Unlike NG1’s targeted approach, these compounds appear to disrupt bacterial cell membranes through broader mechanisms, suggesting multiple pathways to bacterial death. This diversity in action could make it harder for bacteria to develop resistance.

Opening New Frontiers in Chemical Space

The implications extend far beyond these two specific compounds. The researchers have essentially created a new platform for antibiotic discovery that can explore chemical territories no human has ever imagined. Traditional drug discovery often relies on screening existing compound libraries or making incremental modifications to known drugs. This AI-powered approach opens access to what scientists call “dark matter” in chemical space, theoretically possible molecules that simply haven’t been discovered or synthesized.
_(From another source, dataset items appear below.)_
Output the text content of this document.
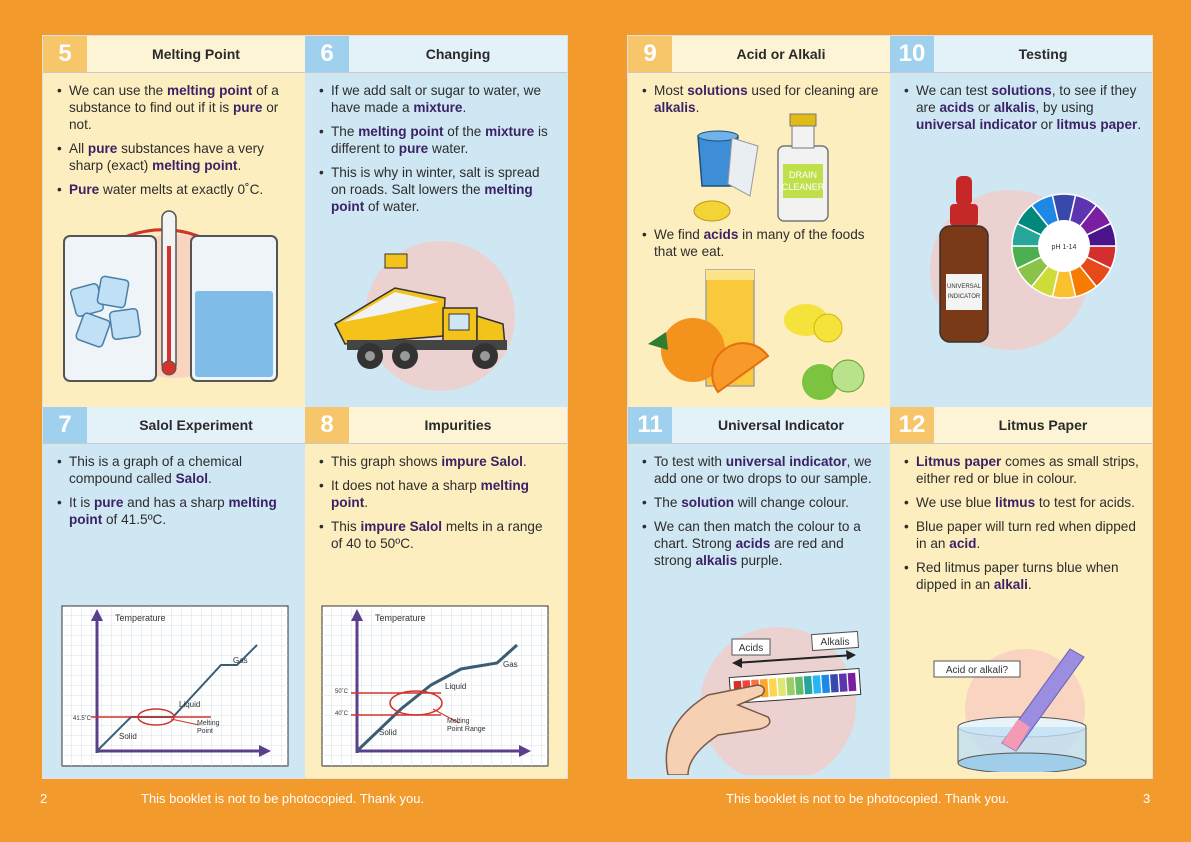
5	Melting Point
• We can use the melting point of a substance to find out if it is pure or not.
• All pure substances have a very sharp (exact) melting point.
• Pure water melts at exactly 0˚C.
6	Changing
• If we add salt or sugar to water, we have made a mixture.
• The melting point of the mixture is different to pure water.
• This is why in winter, salt is spread on roads. Salt lowers the melting point of water.
7	Salol Experiment
• This is a graph of a chemical compound called Salol.
• It is pure and has a sharp melting point of 41.5ºC.
Temperature
Gas
Liquid
Solid
Melting
Point
41.5˚C
8	Impurities
• This graph shows impure Salol.
• It does not have a sharp melting point.
• This impure Salol melts in a range of 40 to 50ºC.
Temperature
Gas
Liquid
Solid
Melting
Point Range
50˚C
40˚C
9	Acid or Alkali
• Most solutions used for cleaning are alkalis.
DRAIN
CLEANER
• We find acids in many of the foods that we eat.
10	Testing
• We can test solutions, to see if they are acids or alkalis, by using universal indicator or litmus paper.
UNIVERSAL
INDICATOR
pH 1-14
11	Universal Indicator
• To test with universal indicator, we add one or two drops to our sample.
• The solution will change colour.
• We can then match the colour to a chart. Strong acids are red and strong alkalis purple.
Acids
Alkalis
12	Litmus Paper
• Litmus paper comes as small strips, either red or blue in colour.
• We use blue litmus to test for acids.
• Blue paper will turn red when dipped in an acid.
• Red litmus paper turns blue when dipped in an alkali.
Acid or alkali?
2	This booklet is not to be photocopied. Thank you.	This booklet is not to be photocopied. Thank you.	3
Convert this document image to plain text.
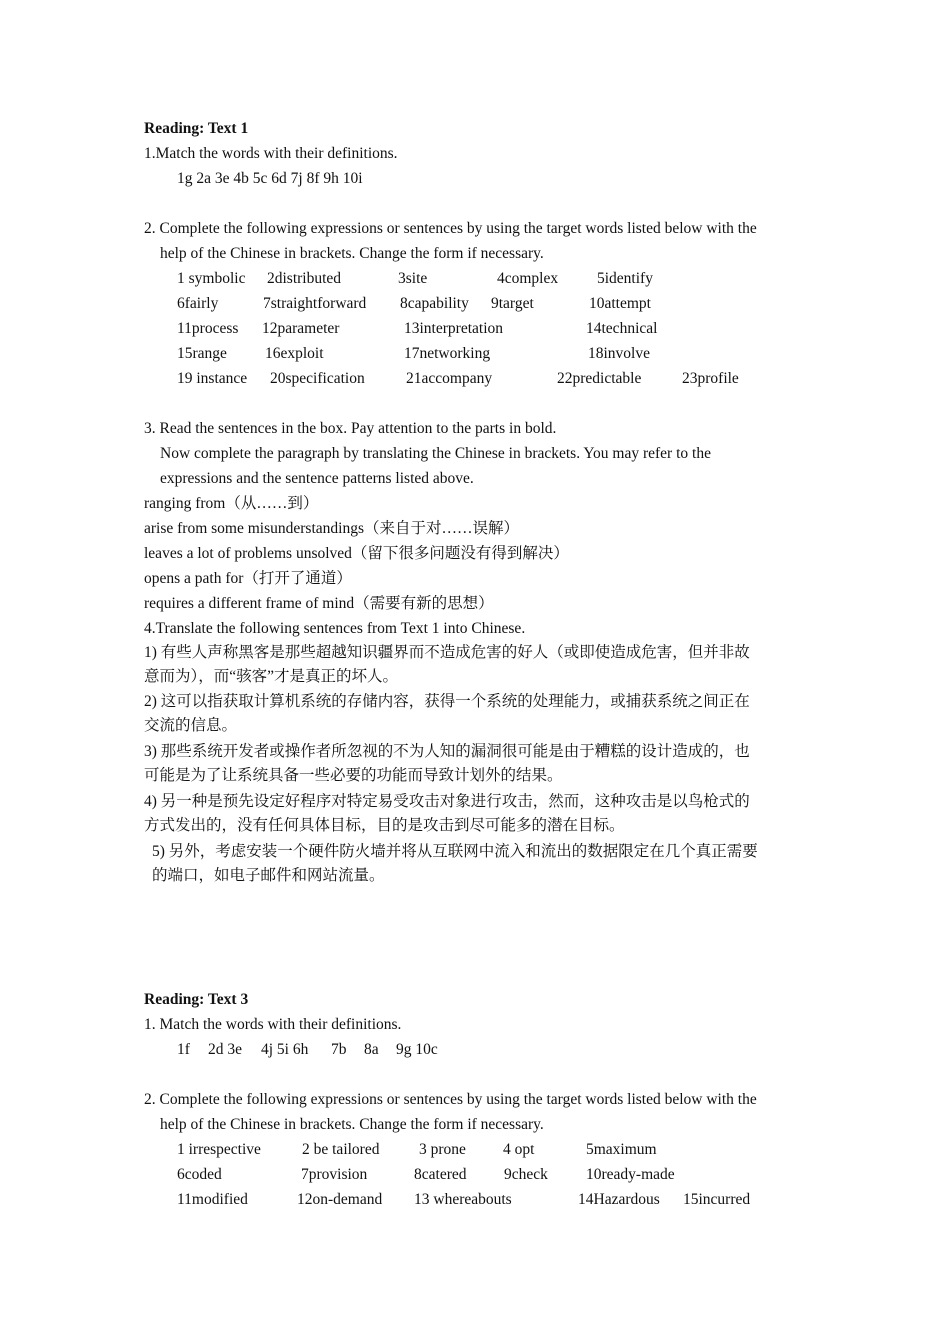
Reading: Text 1
1.Match the words with their definitions.
1g 2a 3e 4b 5c 6d 7j 8f 9h 10i
2. Complete the following expressions or sentences by using the target words listed below with the
help of the Chinese in brackets. Change the form if necessary.
1 symbolic 2distributed	3site	4complex	5identify
6fairly	7straightforward 8capability 9target	10attempt
11process 12parameter	13interpretation	14technical
15range 16exploit	17networking	18involve
19 instance 20specification	21accompany	22predictable	23profile
3. Read the sentences in the box. Pay attention to the parts in bold.
Now complete the paragraph by translating the Chinese in brackets. You may refer to the
expressions and the sentence patterns listed above.
ranging from（从……到）
arise from some misunderstandings（来自于对……误解）
leaves a lot of problems unsolved（留下很多问题没有得到解决）
opens a path for（打开了通道）
requires a different frame of mind（需要有新的思想）
4.Translate the following sentences from Text 1 into Chinese.
1) 有些人声称黑客是那些超越知识疆界而不造成危害的好人（或即使造成危害，但并非故
意而为），而“骇客”才是真正的坏人。
2) 这可以指获取计算机系统的存储内容，获得一个系统的处理能力，或捕获系统之间正在
交流的信息。
3) 那些系统开发者或操作者所忽视的不为人知的漏洞很可能是由于糟糕的设计造成的，也
可能是为了让系统具备一些必要的功能而导致计划外的结果。
4) 另一种是预先设定好程序对特定易受攻击对象进行攻击，然而，这种攻击是以鸟枪式的
方式发出的，没有任何具体目标，目的是攻击到尽可能多的潜在目标。
5) 另外，考虑安装一个硬件防火墙并将从互联网中流入和流出的数据限定在几个真正需要
的端口，如电子邮件和网站流量。
Reading: Text 3
1. Match the words with their definitions.
1f 2d 3e 4j 5i 6h 7b 8a 9g 10c
2. Complete the following expressions or sentences by using the target words listed below with the
help of the Chinese in brackets. Change the form if necessary.
1 irrespective	2 be tailored	3 prone 4 opt	5maximum
6coded	7provision	8catered 9check 10ready-made
11modified	12on-demand 13 whereabouts	14Hazardous 15incurred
The timing couldn’t be more critical. Gonorrhea has become increasingly difficult to treat, with some strains resistant to all recommended therapies. MRSA remains one of the most dangerous hospital-acquired infections, resistant to methicillin and other beta-lactam antibiotics that once reliably treated staph infections.

Next Steps and Future Applications

Phare Bio, a nonprofit collaborator in MIT’s Antibiotics-AI Project, is now working to optimize both NG1 and DN1 for further testing. The compounds need additional modifications before they can advance to clinical trials, but the proof of concept represents a significant step forward in the fight against antibiotic resistance.

“In a collaboration with Phare Bio, we are exploring analogs, as well as working on advancing the best candidates preclinically, through medicinal chemistry work,” Collins noted. The team is also excited about applying their platform to other dangerous pathogens, including Mycobacterium tuberculosis, which causes tuberculosis, and Pseudomonas aeruginosa, a common cause of hospital-acquired pneumonia.

The research demonstrates that artificial intelligence isn’t just accelerating existing approaches to drug discover. It’s fundamentally changing how scientists think about finding new medicines. By generating millions of never-before-seen compounds and predicting their properties before synthesis, AI allows researchers to explore vast territories of chemical possibility that would take human chemists centuries to map.

As antibiotic resistance continues to outpace drug development, this AI-powered approach offers hope for staying ahead of evolving bacterial threats through genuinely novel therapeutic strategies.